Steps to Implementing an Owner Agreement

1. Be concerned that you not lose the time and effort involved in creating your business interest.

2. Understand that the most likely person to pay you or your heirs for your business interest will be someone already involved with the business. If for no other reason this fact means you should have at least one co-owner with whom you can make an agreement about the fair value you or your heirs should receive for your business interest.

3. Facilitate the frequent occurrence of owner meetings where the following issues are discussed and the discussions are documented.

4. Specify the triggers that will cause the payment provisions of the agreement to occur. Usually these triggers are permanent disability and death. These triggers cause an involuntary withdrawal from the business and a payment to the owner experiencing the trigger event.

5. Specify how the business should run in the event of a temporary disability of an owner-manager. These provisions should take into consideration the competency of the owner. To the extent the owner cannot participate in the decision-making process of the business, the owner's attorney-in-fact holding an appropriate power of attorney should participate in the decision-making process.

6. In the event of the loss of the contribution of an owner, specify the liquidity requirements of the business to replace the owner's skills and continue profitable operation of the business.

7. Identify the value of the business interest by stating a dollar amount and providing a process for revision of that amount on an annual basis.

8. Consider the overall value of the business with regard to minority interests, majority interests, liquidity requirements, and life insurance coverage available on the owners. Ideally, the business can insure the lives of the owners to cover the complete value of the business interests and liquidity requirements.

9. Accept that the agreement will likely not be executed as written and that a process of maintaining agreement must be in place.
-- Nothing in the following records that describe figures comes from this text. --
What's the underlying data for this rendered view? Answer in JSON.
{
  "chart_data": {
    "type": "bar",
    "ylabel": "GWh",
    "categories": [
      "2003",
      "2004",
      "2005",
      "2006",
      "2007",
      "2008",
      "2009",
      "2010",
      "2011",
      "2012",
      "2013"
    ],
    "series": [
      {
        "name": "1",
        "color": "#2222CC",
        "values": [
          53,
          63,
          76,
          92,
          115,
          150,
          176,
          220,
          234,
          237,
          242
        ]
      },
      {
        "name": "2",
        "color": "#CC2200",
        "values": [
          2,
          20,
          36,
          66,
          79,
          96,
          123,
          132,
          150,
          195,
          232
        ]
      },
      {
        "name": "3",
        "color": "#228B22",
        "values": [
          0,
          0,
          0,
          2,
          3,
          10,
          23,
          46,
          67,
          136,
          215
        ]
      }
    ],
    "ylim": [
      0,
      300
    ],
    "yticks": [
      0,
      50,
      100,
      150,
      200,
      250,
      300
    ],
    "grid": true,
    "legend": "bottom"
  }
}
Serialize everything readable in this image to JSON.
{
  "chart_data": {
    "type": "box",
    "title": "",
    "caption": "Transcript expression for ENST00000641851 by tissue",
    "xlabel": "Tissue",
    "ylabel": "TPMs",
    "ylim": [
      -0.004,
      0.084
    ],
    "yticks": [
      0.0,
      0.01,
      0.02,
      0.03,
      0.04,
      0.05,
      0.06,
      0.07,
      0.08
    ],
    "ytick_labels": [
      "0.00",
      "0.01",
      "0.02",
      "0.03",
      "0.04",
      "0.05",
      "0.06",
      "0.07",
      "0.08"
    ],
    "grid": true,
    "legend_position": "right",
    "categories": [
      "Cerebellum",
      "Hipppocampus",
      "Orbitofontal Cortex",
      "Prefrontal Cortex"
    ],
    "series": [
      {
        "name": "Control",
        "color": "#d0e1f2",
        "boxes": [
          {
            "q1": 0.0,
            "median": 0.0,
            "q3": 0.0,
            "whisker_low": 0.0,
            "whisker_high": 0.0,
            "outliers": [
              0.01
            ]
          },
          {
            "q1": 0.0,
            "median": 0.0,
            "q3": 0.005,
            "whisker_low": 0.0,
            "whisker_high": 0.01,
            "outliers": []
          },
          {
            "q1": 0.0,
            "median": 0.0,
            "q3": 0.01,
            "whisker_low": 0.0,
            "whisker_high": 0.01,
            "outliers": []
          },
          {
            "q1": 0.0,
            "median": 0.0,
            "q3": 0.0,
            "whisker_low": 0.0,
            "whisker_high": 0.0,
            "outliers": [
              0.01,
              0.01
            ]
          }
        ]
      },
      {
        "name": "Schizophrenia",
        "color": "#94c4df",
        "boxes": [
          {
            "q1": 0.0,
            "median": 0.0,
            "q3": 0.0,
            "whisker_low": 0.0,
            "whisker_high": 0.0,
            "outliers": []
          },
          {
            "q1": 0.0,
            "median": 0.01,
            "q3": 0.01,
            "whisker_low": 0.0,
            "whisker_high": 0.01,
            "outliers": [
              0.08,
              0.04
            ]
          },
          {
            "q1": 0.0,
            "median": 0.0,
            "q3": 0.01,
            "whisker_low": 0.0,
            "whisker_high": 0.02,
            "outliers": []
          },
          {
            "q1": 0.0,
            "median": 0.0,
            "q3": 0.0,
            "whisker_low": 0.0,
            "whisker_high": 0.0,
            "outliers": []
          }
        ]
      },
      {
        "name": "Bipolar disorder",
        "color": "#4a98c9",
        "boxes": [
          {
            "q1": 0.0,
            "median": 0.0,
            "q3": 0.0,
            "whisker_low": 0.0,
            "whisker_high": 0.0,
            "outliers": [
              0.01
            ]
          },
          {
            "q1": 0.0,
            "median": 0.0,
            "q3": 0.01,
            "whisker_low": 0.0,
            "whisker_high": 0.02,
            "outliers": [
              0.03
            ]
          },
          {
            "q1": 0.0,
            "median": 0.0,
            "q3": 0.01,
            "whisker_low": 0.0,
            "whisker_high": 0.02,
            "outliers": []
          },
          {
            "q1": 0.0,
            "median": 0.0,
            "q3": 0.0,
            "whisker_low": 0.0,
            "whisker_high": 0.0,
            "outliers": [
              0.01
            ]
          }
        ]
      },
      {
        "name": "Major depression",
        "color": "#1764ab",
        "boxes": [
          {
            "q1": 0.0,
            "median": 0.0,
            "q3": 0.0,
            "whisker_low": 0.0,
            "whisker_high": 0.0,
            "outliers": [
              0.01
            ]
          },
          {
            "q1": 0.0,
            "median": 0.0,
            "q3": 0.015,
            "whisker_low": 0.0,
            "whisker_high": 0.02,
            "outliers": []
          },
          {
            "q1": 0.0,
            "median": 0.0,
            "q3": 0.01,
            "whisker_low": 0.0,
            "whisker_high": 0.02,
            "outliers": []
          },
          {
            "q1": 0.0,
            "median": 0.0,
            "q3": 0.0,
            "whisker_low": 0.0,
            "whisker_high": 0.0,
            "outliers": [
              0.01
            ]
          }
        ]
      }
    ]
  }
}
An arbitration requirement is one method to keep agreement pressures from creating a situation where the agreement becomes unenforceable.

10. Meet with heirs and spouses to review the rationale behind the value numbers in the agreement.

11. Based on the documented discussions, create a draft agreement, have all owners review the agreement, and execute the agreement.

12. Encourage each owner to make appropriate estate planning arrangements, especially as to powers of attorney.

13. Establish appropriate insurance coverage on each owner. The business should be the owner of all insurance policies.

14. Establish the procedure for the business to receive insurance policy proceeds and make proper payments pursuant to the agreement.

15. Continue having regular meetings with owners to discuss the issues involved in the owner agreement, document those discussions, and develop a strategic plan that will be the basis for revising the owner agreement.